Samar di antara kabut debu, Gie melihat Ran berlari menghampirinya.
Dikedip-kedipkannya matanya dengan heran bercampur was-was. Mengapa Ran kembali? Apakah mereka terhadang? Lalu, bagaimana nasib Rhein?
“Cepat lari, Gie, sebelum mereka menyadari apa yang terjadi,” bisik Ran sambil memapah Gie bangkit dan mulai berlari dengan amat terseok. Sementara di belakangnya Rijal mengikuti sambil merangkul Plenyun dan Ridwan.
“Apa yang terjadi, Ran? D-di mana Rhein?” susah-payah Gie bertanya.
Antara sadar dan tidak sadar, Gie mendengar Ran mengatakan bahwa Rhein telah dapat diselamatkan. Tapi dalam kesadarannya yang timbul-tenggelam, Gie justru merasa mereka di kejar oleh Jono Novanto dan para serigala ekonomi serta suster dan perawat gadungan.
Dilihatnya mereka kembali terkepung, dengan Rhein menjadi sandera mereka.
“Biadab! Lepaskan Rhein! Cepat lepaskan…!!!”
Gie mengamuk sejadi-jadinya. Tapi sisa tenaga yang dia miliki tak cukup untuk mendukung ambisinya.

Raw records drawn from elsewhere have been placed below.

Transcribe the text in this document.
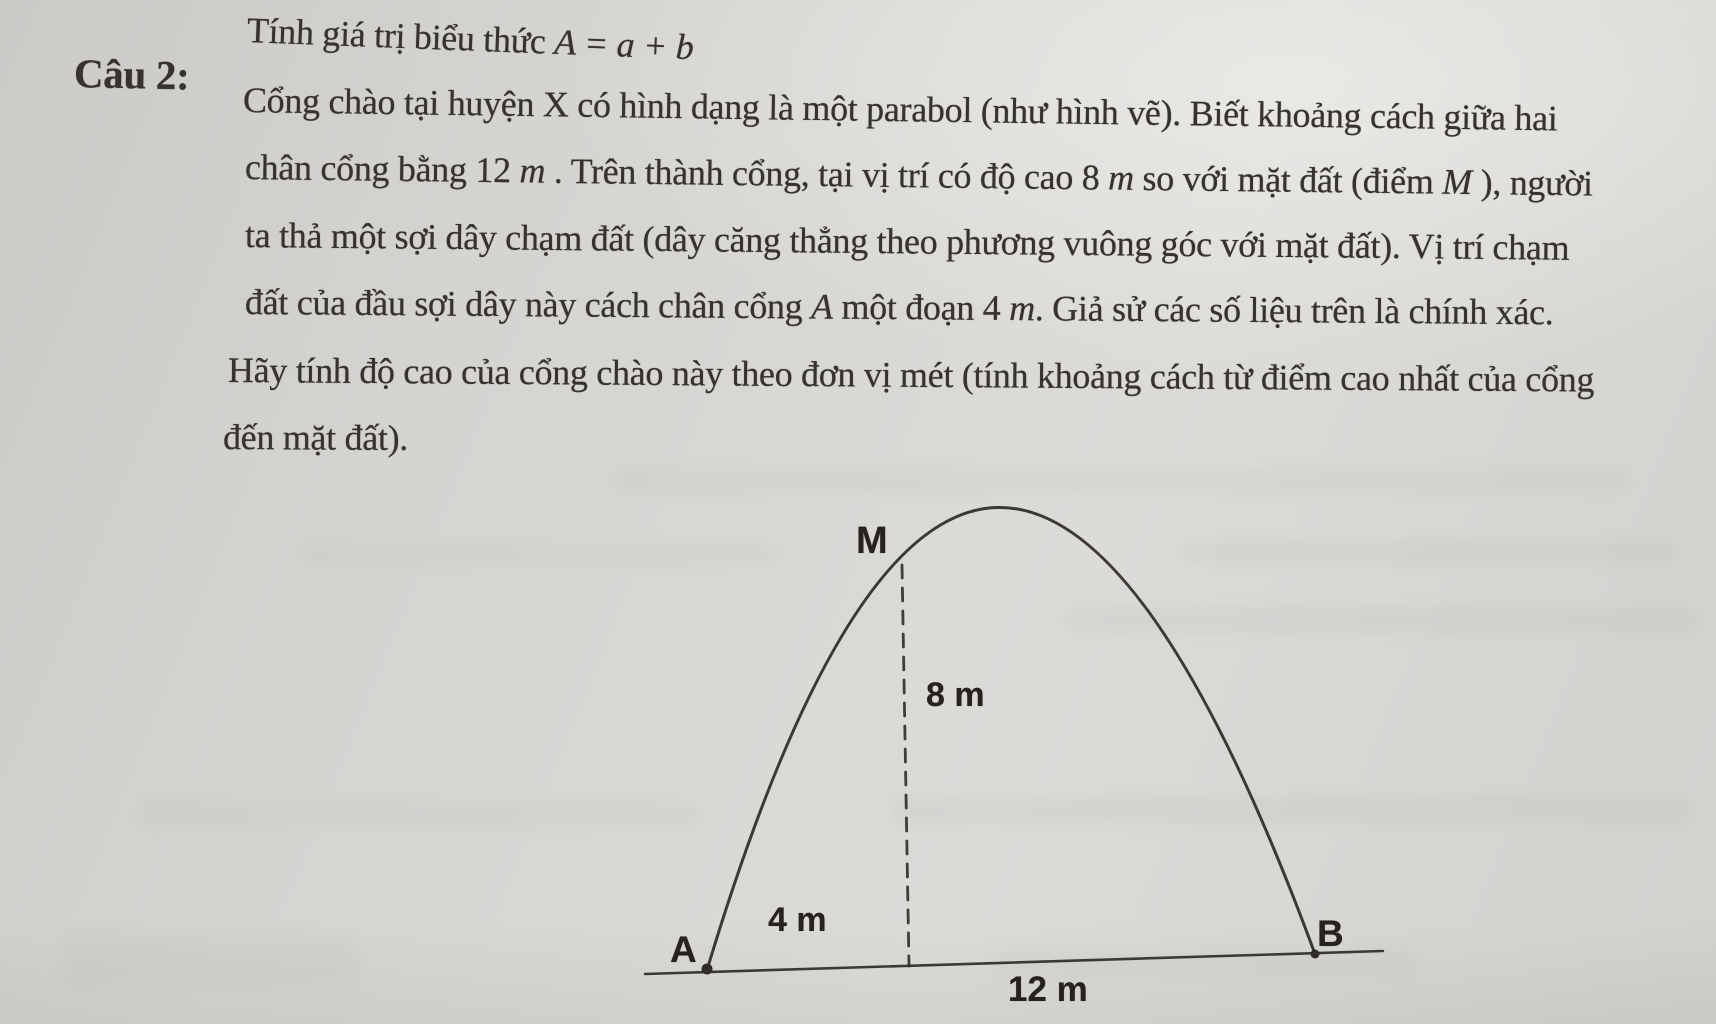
Tính giá trị biểu thức A = a + b
Câu 2:
Cổng chào tại huyện X có hình dạng là một parabol (như hình vẽ). Biết khoảng cách giữa hai
chân cổng bằng 12 m . Trên thành cổng, tại vị trí có độ cao 8 m so với mặt đất (điểm M ), người
ta thả một sợi dây chạm đất (dây căng thẳng theo phương vuông góc với mặt đất). Vị trí chạm
đất của đầu sợi dây này cách chân cổng A một đoạn 4 m. Giả sử các số liệu trên là chính xác.
Hãy tính độ cao của cổng chào này theo đơn vị mét (tính khoảng cách từ điểm cao nhất của cổng
đến mặt đất).
M
A	B
4 m
8 m
12 m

“Raannn! Nyuunnn! Tolong selamatkan Rhein! Tolong, Waaannn! Tolong selamatkan Rheiiinnnn…!!!”
Gie merasa ada begitu banyak pasang tanganmenghujani wajahnya dengan pukulan. Walau anehnya ada juga yang mengusap jidat dan pipinya. Sementara tubuhnya diguncang agak keras.
“Tolong Rhein segeraaa…!!! Siapapun tolong Rheinnnn…! Jangan biarkan dia matiiii!!!”